This research project is in progress. PCORI will post the research findings on this page within 90 days after the results are final.
What is the research about?
Having multiple chronic, or long-term, health problems can make it more likely that patients who’ve had an infection, such as pneumonia, return to the hospital after a hospital stay. Monitoring patients at home after they leave the hospital may keep them from having to return. Many hospitals monitor patients by phone. A nurse calls patients two days after they leave the hospital to answer questions and check on medicines and follow-up care. But for patients with multiple chronic conditions, monitoring by phone may not be enough.
In this study, the research team is comparing different combinations of approaches to monitor patients at home. The team wants to learn which approaches keep patients from returning to the hospital:
- Phone calls versus remote patient monitoring, or RPM. In RPM, patients give updates on worsening infection symptoms on a device, such as a tablet or phone. Doctors and nurses receive these data electronically so they can see how patients are doing at home over time.
- RPM by a standard team versus an enhanced team. A standard team includes a nurse and the patient’s doctor. An enhanced team includes doctors, nurses, and healthcare specialists.
- RPM with low versus high support. With low support, patients give updates on the infection only. With high support, patients give updates on the infection plus their chronic conditions.
Who can this research help?
Results may help hospital administrators when considering ways to monitor patients with multiple chronic conditions after a hospital stay.

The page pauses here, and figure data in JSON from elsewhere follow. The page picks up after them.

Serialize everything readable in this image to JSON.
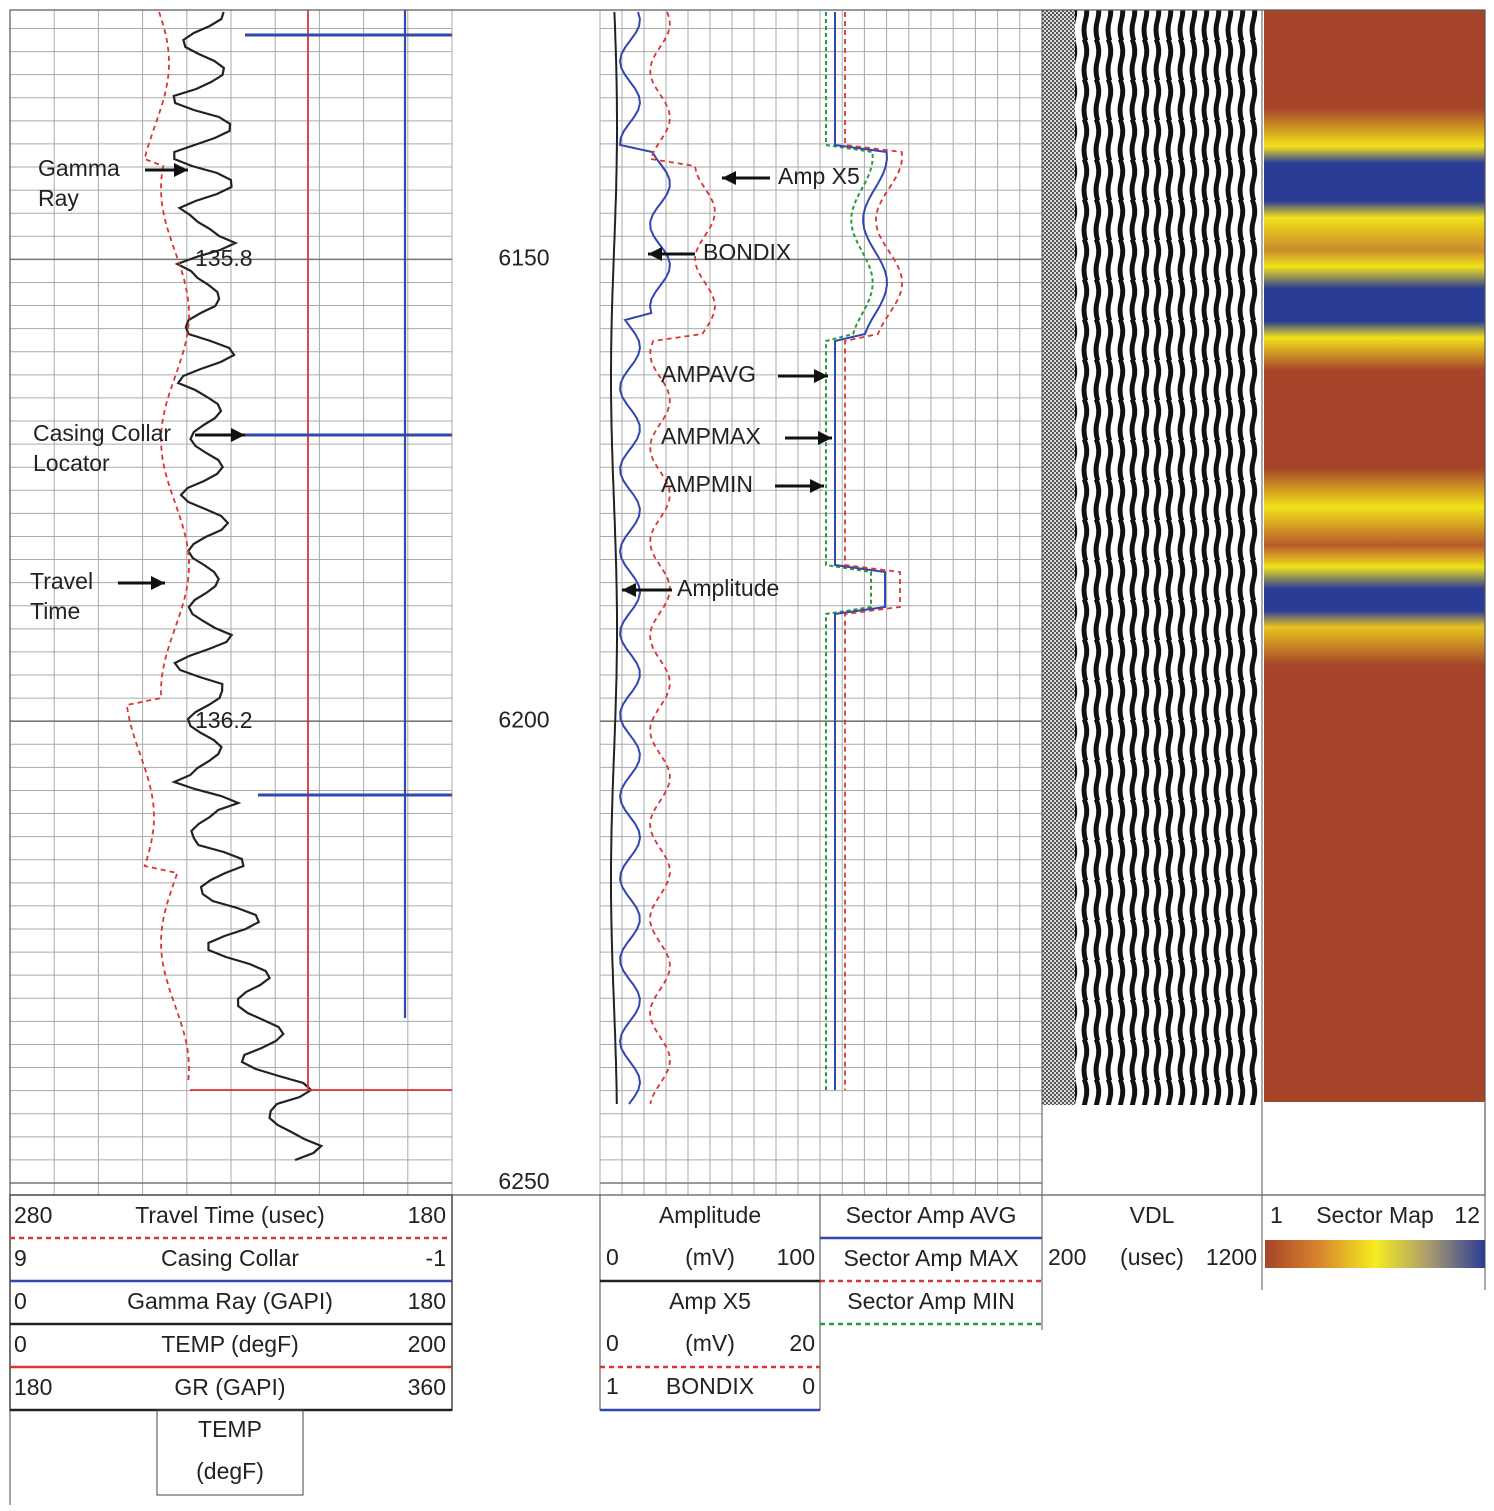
{
  "depth_track": {
    "lim": [
      6123,
      6250
    ],
    "ticks": [
      6150,
      6200,
      6250
    ]
  },
  "annotations": [
    [
      "Gamma",
      "Ray"
    ],
    [
      "Casing Collar",
      "Locator"
    ],
    [
      "Travel",
      "Time"
    ],
    [
      "135.8"
    ],
    [
      "136.2"
    ],
    [
      "Amp X5"
    ],
    [
      "BONDIX"
    ],
    [
      "AMPAVG"
    ],
    [
      "AMPMAX"
    ],
    [
      "AMPMIN"
    ],
    [
      "Amplitude"
    ]
  ],
  "header": {
    "track1": {
      "rows": [
        {
          "left": 280,
          "name": "Travel Time (usec)",
          "right": 180
        },
        {
          "left": 9,
          "name": "Casing Collar",
          "right": -1
        },
        {
          "left": 0,
          "name": "Gamma Ray (GAPI)",
          "right": 180
        },
        {
          "left": 0,
          "name": "TEMP (degF)",
          "right": 200
        },
        {
          "left": 180,
          "name": "GR (GAPI)",
          "right": 360
        }
      ],
      "temp_box": [
        "TEMP",
        "(degF)"
      ]
    },
    "track2": {
      "amplitude": {
        "name": "Amplitude",
        "left": 0,
        "unit": "(mV)",
        "right": 100
      },
      "amp_x5": {
        "name": "Amp X5",
        "left": 0,
        "unit": "(mV)",
        "right": 20
      },
      "bondix": {
        "left": 1,
        "name": "BONDIX",
        "right": 0
      }
    },
    "track3": [
      "Sector Amp AVG",
      "Sector Amp MAX",
      "Sector Amp MIN"
    ],
    "vdl": {
      "name": "VDL",
      "left": 200,
      "unit": "(usec)",
      "right": 1200
    },
    "sector_map": {
      "left": 1,
      "name": "Sector Map",
      "right": 12
    }
  }
}
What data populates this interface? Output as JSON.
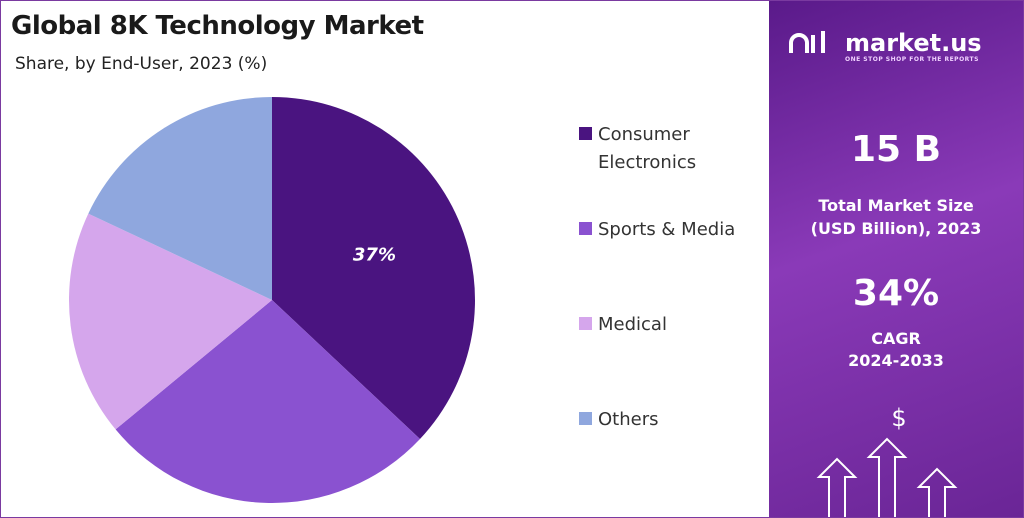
{
  "chart_data": {
    "type": "pie",
    "title": "Global 8K Technology Market",
    "subtitle": "Share, by End-User, 2023 (%)",
    "series": [
      {
        "name": "Consumer Electronics",
        "color": "#4a1480",
        "values": [
          37
        ]
      },
      {
        "name": "Sports & Media",
        "color": "#8a52d0",
        "values": [
          27
        ]
      },
      {
        "name": "Medical",
        "color": "#d5a6ec",
        "values": [
          18
        ]
      },
      {
        "name": "Others",
        "color": "#8fa7de",
        "values": [
          18
        ]
      }
    ],
    "value_labels": [
      "37%",
      null,
      null,
      null
    ],
    "legend": "right"
  },
  "panel": {
    "brand": "market.us",
    "tagline": "ONE STOP SHOP FOR THE REPORTS",
    "market_size": "15 B",
    "market_size_label": "Total Market Size (USD Billion), 2023",
    "cagr": "34%",
    "cagr_label": "CAGR",
    "cagr_period": "2024-2033"
  }
}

What is the research team doing?
The research team is enrolling 1,668 patients from 18 hospitals in Pennsylvania. Patients are at medium or high risk of returning to the hospital with an infection or symptom related to a chronic condition. The team is assigning patients by chance to one of five groups.

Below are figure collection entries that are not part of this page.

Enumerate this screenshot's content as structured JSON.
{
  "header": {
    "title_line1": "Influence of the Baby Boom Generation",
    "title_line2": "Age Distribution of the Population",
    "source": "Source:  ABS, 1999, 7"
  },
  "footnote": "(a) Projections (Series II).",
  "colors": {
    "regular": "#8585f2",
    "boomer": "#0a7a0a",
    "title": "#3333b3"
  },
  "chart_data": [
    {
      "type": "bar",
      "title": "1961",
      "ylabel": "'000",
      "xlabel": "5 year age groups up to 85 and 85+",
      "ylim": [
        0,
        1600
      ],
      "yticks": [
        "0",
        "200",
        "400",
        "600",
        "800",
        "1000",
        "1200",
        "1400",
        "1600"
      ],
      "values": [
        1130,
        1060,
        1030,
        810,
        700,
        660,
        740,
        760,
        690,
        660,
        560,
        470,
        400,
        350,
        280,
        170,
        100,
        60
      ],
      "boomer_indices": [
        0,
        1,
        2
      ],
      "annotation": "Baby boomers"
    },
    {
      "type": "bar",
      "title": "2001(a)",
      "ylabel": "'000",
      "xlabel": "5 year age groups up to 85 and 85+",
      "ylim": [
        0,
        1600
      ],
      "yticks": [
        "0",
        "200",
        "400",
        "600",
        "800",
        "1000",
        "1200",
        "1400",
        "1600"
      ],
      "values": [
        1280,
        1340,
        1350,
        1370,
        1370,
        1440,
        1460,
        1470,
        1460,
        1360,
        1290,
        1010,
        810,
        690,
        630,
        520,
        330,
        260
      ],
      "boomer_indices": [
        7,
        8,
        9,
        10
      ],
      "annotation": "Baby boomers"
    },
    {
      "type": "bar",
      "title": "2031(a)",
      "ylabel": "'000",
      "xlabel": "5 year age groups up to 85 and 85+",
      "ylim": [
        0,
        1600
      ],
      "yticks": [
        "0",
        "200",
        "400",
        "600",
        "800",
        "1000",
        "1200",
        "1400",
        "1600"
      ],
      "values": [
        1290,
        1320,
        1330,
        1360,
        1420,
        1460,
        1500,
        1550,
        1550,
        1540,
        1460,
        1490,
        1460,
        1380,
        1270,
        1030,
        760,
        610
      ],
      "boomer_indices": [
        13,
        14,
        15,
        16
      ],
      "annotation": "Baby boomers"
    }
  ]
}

In group 1, patients receive monitoring phone calls from a nurse.
The other four groups use RPM.
In group 2, patients receive low support monitoring from a standard team.
In group 3, patients receive low support monitoring from an enhanced team.
In group 4, patients receive high support monitoring from a standard team.
In group 5, patients receive high support monitoring from an enhanced team.
The research team is following patients for three months after they leave the hospital to see if they return for any reason.
The research team is looking to see how well each approach to monitoring works for patients of different ages and genders, with different chronic conditions, and for those who live alone or with someone else.
Patients and members of community organizations are giving input on the study.
|Design||Randomized controlled trial|
|Population||1,668 adults at medium or high risk for readmission after a hospitalization for sepsis or pneumonia|
|Outcomes||Primary: number of days at home after hospital discharge|
|90-day follow-up for primary outcome|
*Namita S. Ahuja Yende, MD, MMM was the original principal investigator on this project.